Toen niet, bleek, maar even later wel. Want het kwam niet door de sneeuw, die ineens hevig ging vallen, maar doordat we in de bus geen duidelijke aantekeningen hadden gemaakt, dat we zowel CP 36, als CP 38 aandeden, terwijl verteld was dat die het zelfde controlenummer hadden; beide bezoeken was dus niet nodig. Wisten wij veel. Bij de tweede van de twee kwamen we achter twee andere teams uit, die toen op kop bleken te lopen. Maar ja, Jeroen zag razendsnel en ongezien het kaartje, zodat we na CP 37 weer voorop lagen.

Het scheelde maar 1 kilometer: onze locatie van CP 40, en de jusite…
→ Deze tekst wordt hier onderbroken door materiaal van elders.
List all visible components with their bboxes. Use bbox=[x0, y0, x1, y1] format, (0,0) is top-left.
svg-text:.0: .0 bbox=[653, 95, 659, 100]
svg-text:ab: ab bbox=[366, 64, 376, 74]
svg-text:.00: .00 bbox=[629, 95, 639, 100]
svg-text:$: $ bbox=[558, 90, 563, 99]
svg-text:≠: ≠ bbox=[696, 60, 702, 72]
Tot we CP 40 gingen zoeken, precies één RD kwadrant noordelijk van de juiste plek. Inmiddels waren we al behoorlijk moe, en hadden besloten dwars door te steken over de velden, maar wel in wandeltempo. Op zich scheelde dat niets, want je kon over dat terrein toch niet hard rennen. Maar dat helpt niets, als daar niets te vinden is. We hadden snel de fout door, maar dat was al te laat. Het zou ruim 20 minuten kosten om terug te lopen, en dat zou 30 strafminuten schelen, wat we het niet waard vonden, ook vanwege de extra inspanning.
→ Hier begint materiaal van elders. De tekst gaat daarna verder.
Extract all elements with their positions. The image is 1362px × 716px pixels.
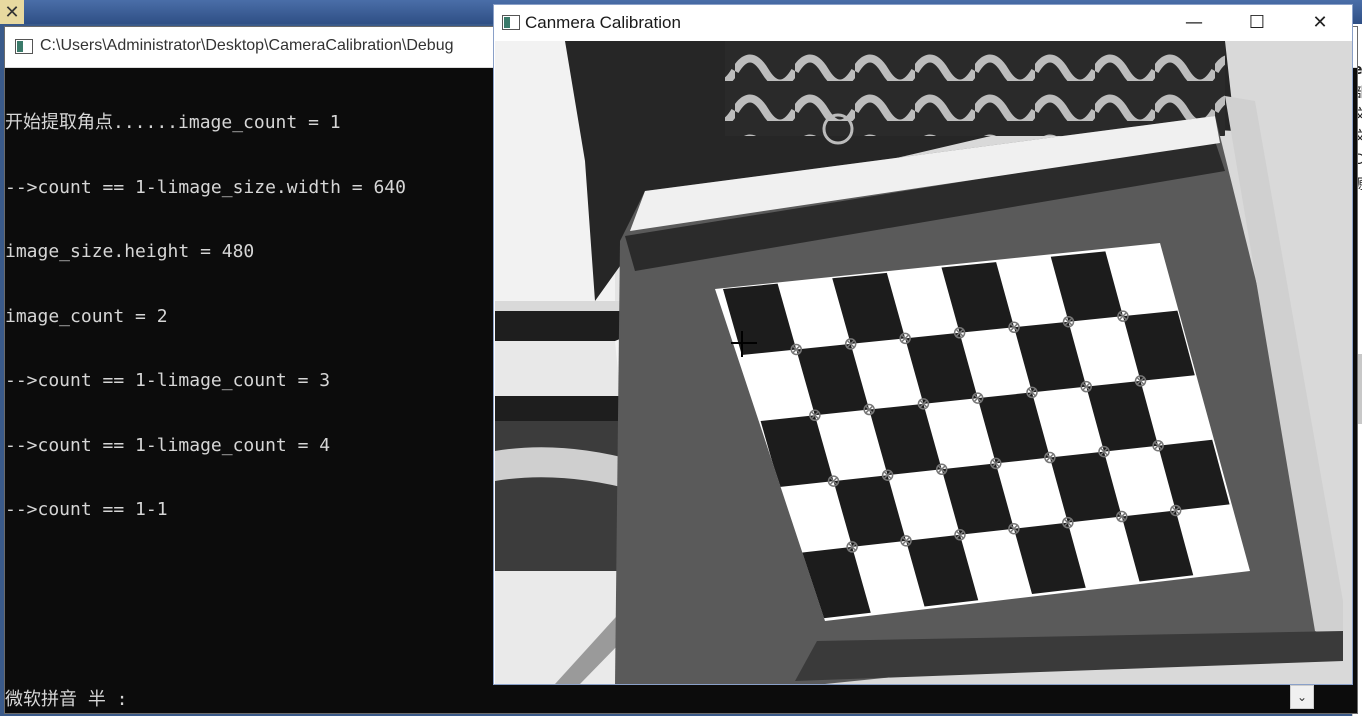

Bij CP 50 (dat na CP 40 en 39 kwam) waren de twee teams op kop al aan het zoeken. Aan de verkeerde kant van de beek, waar wij in eerste instantie ook het CP hadden ingetekend. Maar het scheelde niet veel, en de nauwkeurigheid is beperkt, zodat we, toen de andere twee teams het inmiddels hadden opgegeven, en verder waren gelopen, alsnog aan de zuidkant het CP vonden. Hadden we mooi weer 30 strafminuten goed gemaakt.
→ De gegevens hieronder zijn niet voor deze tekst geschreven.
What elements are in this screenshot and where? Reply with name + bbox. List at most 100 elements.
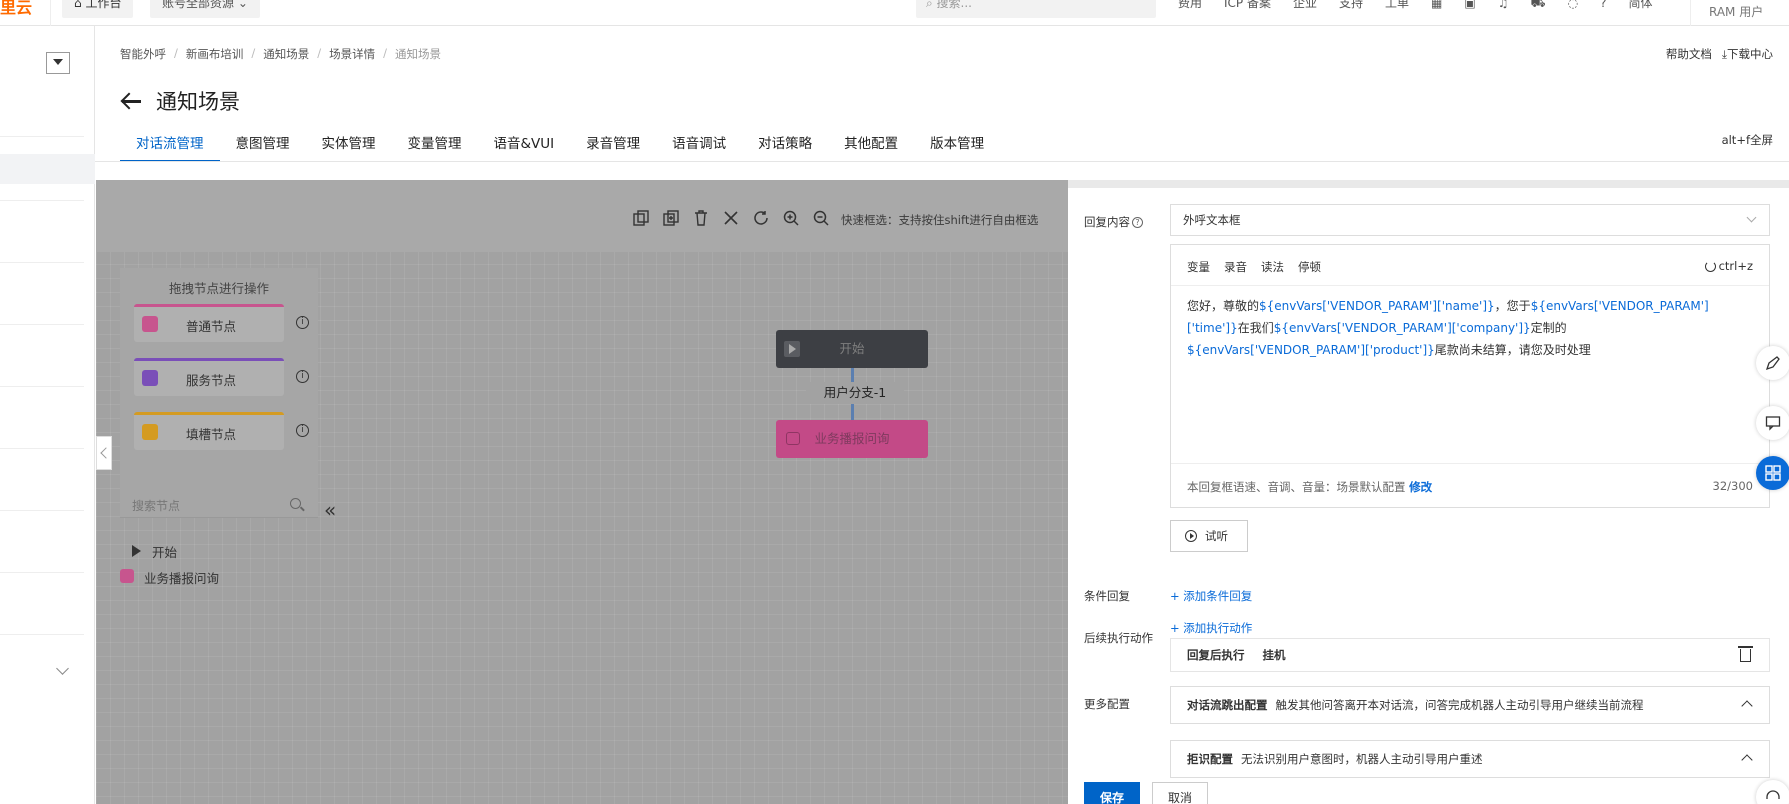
tab-other-config[interactable]: 其他配置 <box>828 122 914 162</box>
flow-branch-label[interactable]: 用户分支-1 <box>806 382 904 404</box>
reject-config[interactable]: 拒识配置 无法识别用户意图时，机器人主动引导用户重述 <box>1170 740 1770 778</box>
breadcrumb-item[interactable]: 新画布培训 <box>186 46 244 62</box>
account-resource-dropdown[interactable]: 账号全部资源 ⌄ <box>150 0 260 18</box>
node-tree: 开始 业务播报问询 <box>120 542 219 594</box>
image-icon[interactable]: ▣ <box>1464 0 1475 14</box>
flow-canvas[interactable]: 快速框选：支持按住shift进行自由框选 拖拽节点进行操作 普通节点 i 服务节… <box>96 180 1068 804</box>
action-value[interactable]: 挂机 <box>1263 648 1286 662</box>
top-link-support[interactable]: 支持 <box>1339 0 1363 14</box>
node-search-input[interactable]: 搜索节点 <box>120 490 318 518</box>
search-icon[interactable] <box>290 498 301 509</box>
copy-icon[interactable] <box>632 209 650 227</box>
flow-node-business[interactable]: 业务播报问询 <box>776 420 928 458</box>
top-link-icp[interactable]: ICP 备案 <box>1224 0 1271 14</box>
download-center-link[interactable]: ⤓下载中心 <box>1722 46 1773 62</box>
tree-item[interactable]: 开始 <box>128 542 219 568</box>
top-link-ticket[interactable]: 工单 <box>1385 0 1409 14</box>
tab-recording[interactable]: 录音管理 <box>570 122 656 162</box>
tab-voice-vui[interactable]: 语音&VUI <box>478 122 571 162</box>
save-button[interactable]: 保存 <box>1084 782 1140 804</box>
tab-variable[interactable]: 变量管理 <box>392 122 478 162</box>
modify-voice-link[interactable]: 修改 <box>1409 480 1432 494</box>
top-link-fees[interactable]: 费用 <box>1178 0 1202 14</box>
info-icon[interactable]: i <box>296 370 309 383</box>
listen-button[interactable]: 试听 <box>1170 520 1248 552</box>
tab-dialog-strategy[interactable]: 对话策略 <box>742 122 828 162</box>
flow-node-start[interactable]: 开始 <box>776 330 928 368</box>
info-icon[interactable]: i <box>296 424 309 437</box>
breadcrumb-item[interactable]: 场景详情 <box>329 46 375 62</box>
tab-dialog-flow[interactable]: 对话流管理 <box>120 122 220 162</box>
bulb-icon[interactable]: ◌ <box>1568 0 1578 14</box>
reply-text[interactable]: 您好，尊敬的${envVars['VENDOR_PARAM']['name']}… <box>1187 295 1757 361</box>
expand-sidebar-arrow[interactable] <box>96 436 112 470</box>
user-menu[interactable]: RAM 用户 <box>1690 0 1789 26</box>
tree-item[interactable]: 业务播报问询 <box>120 568 219 594</box>
headset-icon <box>1766 790 1780 799</box>
reply-editor[interactable]: 变量 录音 读法 停顿 ctrl+z 您好，尊敬的${envVars['VEND… <box>1170 244 1770 508</box>
palette-node-normal[interactable]: 普通节点 <box>134 304 284 342</box>
tab-version[interactable]: 版本管理 <box>914 122 1000 162</box>
headset-float-button[interactable] <box>1756 780 1789 804</box>
pause-button[interactable]: 停顿 <box>1298 259 1321 275</box>
add-condition-reply-link[interactable]: + 添加条件回复 <box>1170 588 1252 604</box>
config-title: 对话流跳出配置 <box>1187 698 1268 712</box>
chevron-up-icon[interactable] <box>1741 754 1753 766</box>
search-placeholder: 搜索... <box>936 0 972 10</box>
insert-recording-button[interactable]: 录音 <box>1224 259 1247 275</box>
question-icon[interactable]: ? <box>1132 217 1143 228</box>
sidebar-item-active[interactable] <box>0 154 95 184</box>
palette-node-service[interactable]: 服务节点 <box>134 358 284 396</box>
bell-icon[interactable]: ♫ <box>1498 0 1509 14</box>
edit-float-button[interactable] <box>1756 346 1789 380</box>
refresh-icon[interactable] <box>752 209 770 227</box>
text-segment: 尾款尚未结算，请您及时处理 <box>1434 343 1591 357</box>
zoom-in-icon[interactable] <box>782 209 800 227</box>
info-icon[interactable]: i <box>296 316 309 329</box>
apps-float-button[interactable] <box>1756 456 1789 490</box>
breadcrumb-item[interactable]: 通知场景 <box>263 46 309 62</box>
paste-icon[interactable] <box>662 209 680 227</box>
add-action-link[interactable]: + 添加执行动作 <box>1170 620 1252 636</box>
breadcrumb-item[interactable]: 智能外呼 <box>120 46 166 62</box>
divider <box>1171 463 1769 464</box>
fullscreen-hint[interactable]: alt+f全屏 <box>1722 132 1773 148</box>
breadcrumb-current: 通知场景 <box>395 47 441 61</box>
action-row: 回复后执行 挂机 <box>1170 638 1770 672</box>
insert-variable-button[interactable]: 变量 <box>1187 259 1210 275</box>
sidebar-dropdown-button[interactable] <box>46 52 70 74</box>
pronunciation-button[interactable]: 读法 <box>1261 259 1284 275</box>
grid-icon[interactable]: ▦ <box>1431 0 1442 14</box>
tab-intent[interactable]: 意图管理 <box>220 122 306 162</box>
delete-icon[interactable] <box>692 209 710 227</box>
tab-voice-debug[interactable]: 语音调试 <box>656 122 742 162</box>
variable-token[interactable]: ${envVars['VENDOR_PARAM']['product']} <box>1187 343 1435 357</box>
chevron-down-icon[interactable] <box>56 662 69 675</box>
cancel-button[interactable]: 取消 <box>1152 782 1208 804</box>
chevron-up-icon[interactable] <box>1741 700 1753 712</box>
variable-token[interactable]: ${envVars['VENDOR_PARAM']['name']} <box>1259 299 1495 313</box>
global-search-input[interactable]: ⌕ 搜索... <box>916 0 1156 18</box>
variable-token[interactable]: ${envVars['VENDOR_PARAM']['company']} <box>1274 321 1531 335</box>
page-header: 通知场景 <box>120 86 240 116</box>
back-arrow-icon[interactable] <box>120 92 142 110</box>
cart-icon[interactable]: ⛟ <box>1531 0 1546 14</box>
language-switch[interactable]: 简体 <box>1628 0 1652 14</box>
tab-entity[interactable]: 实体管理 <box>306 122 392 162</box>
top-link-enterprise[interactable]: 企业 <box>1293 0 1317 14</box>
trash-icon[interactable] <box>1738 646 1753 662</box>
chat-float-button[interactable] <box>1756 406 1789 440</box>
palette-node-slot[interactable]: 填槽节点 <box>134 412 284 450</box>
help-icon[interactable]: ? <box>1600 0 1606 14</box>
brand-logo[interactable]: 里云 <box>0 0 32 18</box>
caret-right-icon[interactable] <box>132 545 141 557</box>
collapse-panel-icon[interactable]: « <box>324 498 336 522</box>
close-icon[interactable] <box>722 209 740 227</box>
zoom-out-icon[interactable] <box>812 209 830 227</box>
help-docs-link[interactable]: 帮助文档 <box>1666 46 1712 62</box>
reply-type-select[interactable]: 外呼文本框 <box>1170 204 1770 236</box>
reply-type-value: 外呼文本框 <box>1183 213 1241 227</box>
dialog-exit-config[interactable]: 对话流跳出配置 触发其他问答离开本对话流，问答完成机器人主动引导用户继续当前流程 <box>1170 686 1770 724</box>
workbench-button[interactable]: ⌂ 工作台 <box>62 0 134 18</box>
undo-button[interactable]: ctrl+z <box>1704 259 1753 273</box>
Wat daarna volgde was een spelletje met een beek. Zouden de CP’s aan de zuid- of aan de noordkant liggen? En is er wel of geen brug? En is het diep? En breed? Geen idee hadden we, zodat we maar de kortste route naar het volgende CP namen, en wel zouden zien. Dat bleek een goede beslissing. Er was een stuw, en iets verderop een bruggetje.

We hebben behoorlijk getwijfeld, of we de noord- of de zuid-oever zouden nemen. De waarheid bleek letterlijk in het midden te liggen.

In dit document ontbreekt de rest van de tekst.